The second charge against the Electoral College points out that it is possible for a presidential candidate to win a plurality of the popular vote but to lose in the Electoral College. This possibility results from two features of the system. First, each state, no matter how small, is guaranteed three electors. Second, the at-large, winner-take-all system means that a victorious candidate, no matter how narrow his margin of victory, is awarded all of a state’s electoral votes. There have been three cases in which it appears that the winner of the popular vote lost the presidency because of these mathematical problems with the Electoral College. The more normal pattern, however, is for the Electoral College vote to exaggerate the margin of victory in the popular vote.

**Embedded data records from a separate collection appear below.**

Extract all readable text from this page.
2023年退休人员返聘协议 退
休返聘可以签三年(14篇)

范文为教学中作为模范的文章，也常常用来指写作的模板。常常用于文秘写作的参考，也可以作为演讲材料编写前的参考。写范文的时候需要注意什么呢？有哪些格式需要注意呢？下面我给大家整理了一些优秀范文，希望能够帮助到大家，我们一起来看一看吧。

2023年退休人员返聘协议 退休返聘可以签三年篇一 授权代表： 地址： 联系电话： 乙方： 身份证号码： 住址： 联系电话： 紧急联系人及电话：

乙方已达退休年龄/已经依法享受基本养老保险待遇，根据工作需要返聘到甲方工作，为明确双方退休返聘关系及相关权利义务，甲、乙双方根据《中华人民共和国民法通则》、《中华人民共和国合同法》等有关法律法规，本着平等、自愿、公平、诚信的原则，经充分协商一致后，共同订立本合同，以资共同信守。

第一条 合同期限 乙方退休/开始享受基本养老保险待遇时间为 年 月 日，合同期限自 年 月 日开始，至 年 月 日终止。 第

Because of this mathematical problem, critics of the Electoral College tend to advocate one of two types of reforms. First, the often seek a system of awarding electors according to the distribution of the popular vote within a state, either by some system of proportional representation of by the election of electors within electoral districts. Either reform would require ending the current at-large, winner-take-all system. Proposals of this sort might encourage the formation of third parties and even throw presidential elections into the House of Representatives, where each state has one vote regardless of population. Attempts to address this issue by constitutional amendment have been defeated, largely because of the fear of third parties.

The other type of reform proposed by critics of the present Electoral College system is even more far-reaching. Some see the Electoral College as an eighteenth century anachronism, having no role in a modern nation state. These reformers would eliminate the Electoral College altogether and substitute a system of direct popular election. Direct election of the President, of course, would be a major departure from the federal character of the American republic

 

Conclusion

The American Electoral College was conceived as a democratic institution and, more importantly, has functioned as a democratic institution. The real question is, do Americans want a system compatible with national democracy or with federal democracy. Taken as a whole – from the first primary election in New Hampshire through the opening of the electors’ ballots – American presidential selection reflects a delicate balance between national and federal conceptions of democracy. Whether Americans decide to keep, change or even eliminate the Electoral College, democracy itself is not at stake – only the question of how to channel and organize the popular will.